Turkey ferrous: Price down strongly on sales appetite

  • : Metals
  • 21/07/29

The Turkish scrap import price decreased significantly today as deep-sea scrap suppliers dropped offers in order to guarantee sales amid high availability.

The Argus daily HMS 1/2 80:20 cfr Turkey steel scrap assessment decreased $6.50/t to $467.50/t cfr on Thursday.

Continental European exporters have this week managed to buy HMS 1/2 at €340/t delivered to dock and have now dropped bids to €335/t. With exporters' average stock price levels edging towards €345/t delivered for August loading, they have already offered $465/t cfr Turkey for HMS 1/2 80:20, although without success.

European exporters' ability to offer lower may be curbed by a strengthening of the euro against the dollar over the past week from €1: $1.177 on 22 July to €1.189 today.

The $465/t offers emerged after a US cargo was sold to a Marmara mill yesterday for August shipment with HMS 1/2 80:20 priced at $471/t cfr, and shred and bonus priced at $486/t cfr. Over 70pc of the deep-sea cargoes sold since the last week of June to Turkey have been of US-origin, with supply levels dominating exporters' decisions.

The US seller yesterday has been able to purchase #1 HMS from one of its domestic regions on the east coast at $375-380/gt delivered to dock for several days now, which means it retains a healthy margin for August shipment sale, particularly having already sold two cargoes to Turkey for end July and August shipment at $496/t and $485/t cfr for HMS 1/2 80:20, respectively.

Market participants now question whether US exporters will sell their September shipment cargoes around the time US domestic delivered mill negotiations for August deliveries settle at expected lower prices next week.

In addition to high US supply, European and UK exporters have also been pressured by strong deep-sea availability to Turkey from Venezuela and large volumes of short-sea scrap offered from multiple geographies.

High freight rates have also curbed UK and European exporters' ability to sell bulk cargoes further afield to alternative markets, Egypt excepted.
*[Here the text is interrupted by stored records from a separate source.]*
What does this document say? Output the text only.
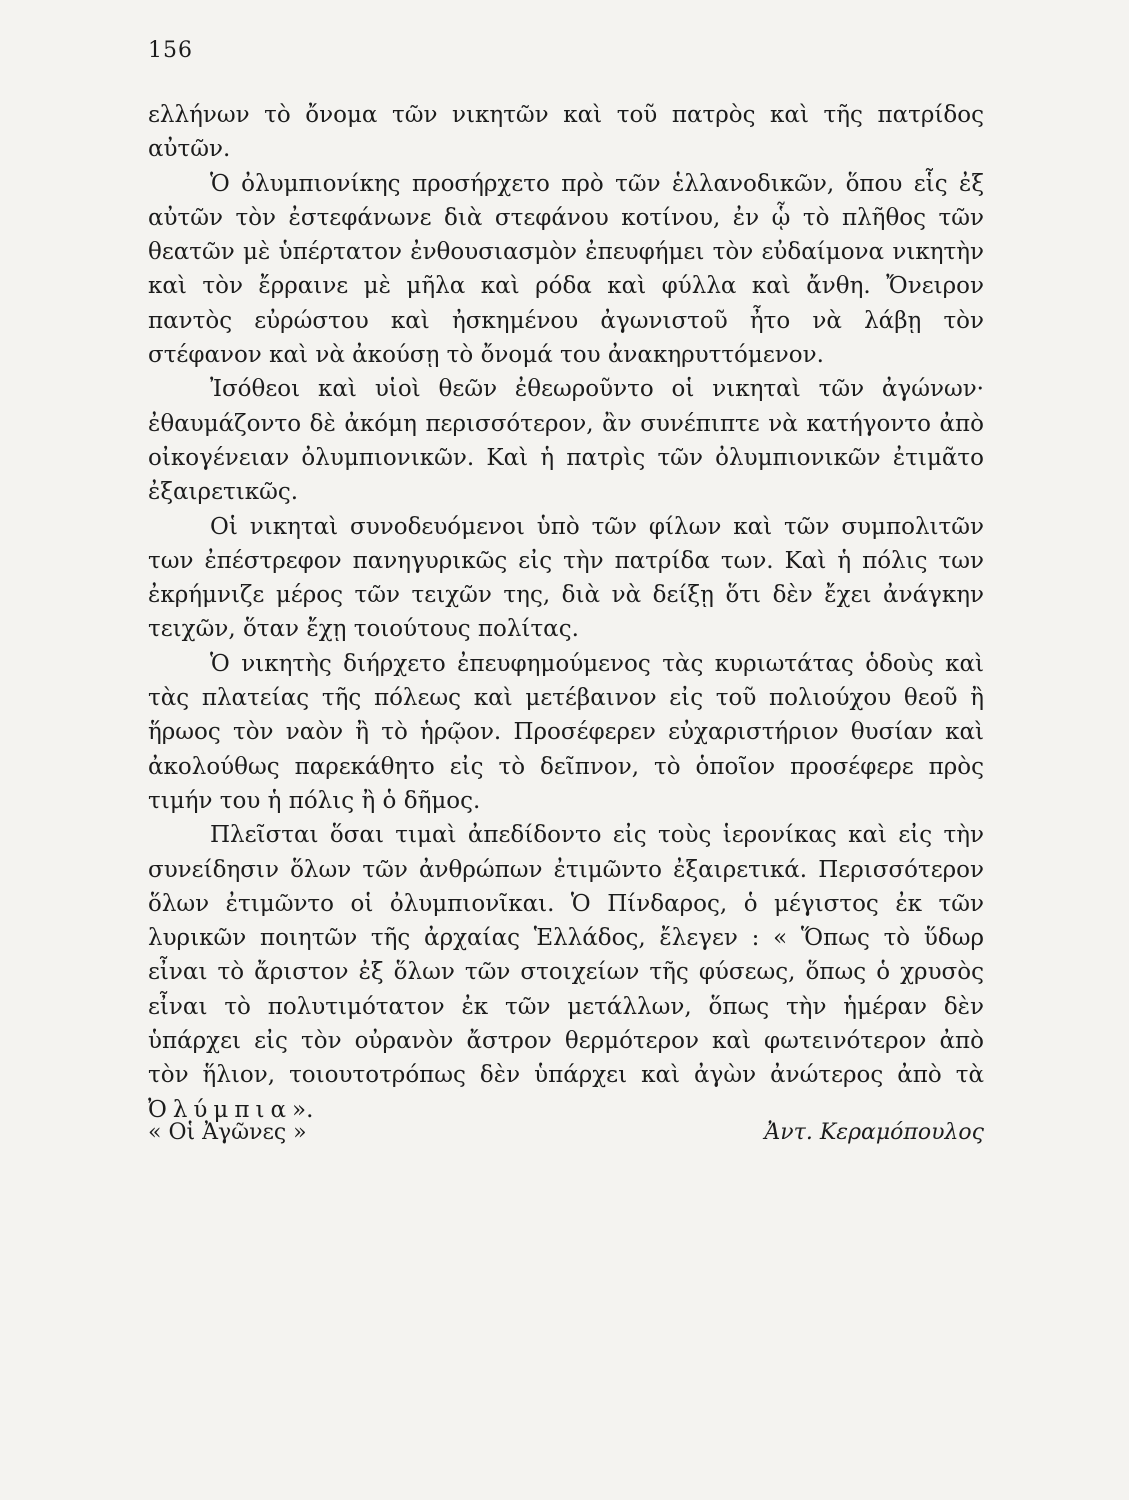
156

ελλήνων τὸ ὄνομα τῶν νικητῶν καὶ τοῦ πατρὸς καὶ τῆς πατρίδος αὐτῶν.

Ὁ ὀλυμπιονίκης προσήρχετο πρὸ τῶν ἑλλανοδικῶν, ὅπου εἷς ἐξ αὐτῶν τὸν ἐστεφάνωνε διὰ στεφάνου κοτίνου, ἐν ᾧ τὸ πλῆθος τῶν θεατῶν μὲ ὑπέρτατον ἐνθουσιασμὸν ἐπευφήμει τὸν εὐδαίμονα νικητὴν καὶ τὸν ἔρραινε μὲ μῆλα καὶ ρόδα καὶ φύλλα καὶ ἄνθη. Ὄνειρον παντὸς εὐρώστου καὶ ἠσκημένου ἀγωνιστοῦ ἦτο νὰ λάβῃ τὸν στέφανον καὶ νὰ ἀκούσῃ τὸ ὄνομά του ἀνακηρυττόμενον.

Ἰσόθεοι καὶ υἱοὶ θεῶν ἐθεωροῦντο οἱ νικηταὶ τῶν ἀγώνων· ἐθαυμάζοντο δὲ ἀκόμη περισσότερον, ἂν συνέπιπτε νὰ κατήγοντο ἀπὸ οἰκογένειαν ὀλυμπιονικῶν. Καὶ ἡ πατρὶς τῶν ὀλυμπιονικῶν ἐτιμᾶτο ἐξαιρετικῶς.

Οἱ νικηταὶ συνοδευόμενοι ὑπὸ τῶν φίλων καὶ τῶν συμπολιτῶν των ἐπέστρεφον πανηγυρικῶς εἰς τὴν πατρίδα των. Καὶ ἡ πόλις των ἐκρήμνιζε μέρος τῶν τειχῶν της, διὰ νὰ δείξῃ ὅτι δὲν ἔχει ἀνάγκην τειχῶν, ὅταν ἔχῃ τοιούτους πολίτας.

Ὁ νικητὴς διήρχετο ἐπευφημούμενος τὰς κυριωτάτας ὁδοὺς καὶ τὰς πλατείας τῆς πόλεως καὶ μετέβαινον εἰς τοῦ πολιούχου θεοῦ ἢ ἥρωος τὸν ναὸν ἢ τὸ ἡρῷον. Προσέφερεν εὐχαριστήριον θυσίαν καὶ ἀκολούθως παρεκάθητο εἰς τὸ δεῖπνον, τὸ ὁποῖον προσέφερε πρὸς τιμήν του ἡ πόλις ἢ ὁ δῆμος.

Πλεῖσται ὅσαι τιμαὶ ἀπεδίδοντο εἰς τοὺς ἱερονίκας καὶ εἰς τὴν συνείδησιν ὅλων τῶν ἀνθρώπων ἐτιμῶντο ἐξαιρετικά. Περισσότερον ὅλων ἐτιμῶντο οἱ ὀλυμπιονῖκαι. Ὁ Πίνδαρος, ὁ μέγιστος ἐκ τῶν λυρικῶν ποιητῶν τῆς ἀρχαίας Ἑλλάδος, ἔλεγεν : « Ὅπως τὸ ὕδωρ εἶναι τὸ ἄριστον ἐξ ὅλων τῶν στοιχείων τῆς φύσεως, ὅπως ὁ χρυσὸς εἶναι τὸ πολυτιμότατον ἐκ τῶν μετάλλων, ὅπως τὴν ἡμέραν δὲν ὑπάρχει εἰς τὸν οὐρανὸν ἄστρον θερμότερον καὶ φωτεινότερον ἀπὸ τὸν ἥλιον, τοιουτοτρόπως δὲν ὑπάρχει καὶ ἀγὼν ἀνώτερος ἀπὸ τὰ Ὀλύμπια».

« Οἱ Ἀγῶνες »	Ἀντ. Κεραμόπουλος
UK exporters are under less pressure relative to European competitors as the bulk of UK availability for first half August shipment is estimated to have been sold off.

Short-sea availability may start to tighten on suggestions yesterday that a proposed Ukrainian scrap export ban may be officially implemented this coming Friday. If Turkish mills have purchased volumes equating to several deep-sea cargoes from Ukraine as claimed in the past month, and if cancellations become apparent, this could alter the rate of deep-sea demand next week.

Beijing's announcement that cold-rolled coil steel exports have had their tax rebate removed today suggests that there will be no announcement on taxes on other steel products by 1 August. Around 10 days ago, market discussion had already started to circulate that any taxes on Chinese steel exports would come on 1 September.

The Argus daily A3 cif Marmara steel scrap assessment was flat at $440/t today with several mills showing indications they would pay around this level for Bulgarian HMS 1/2 80:20.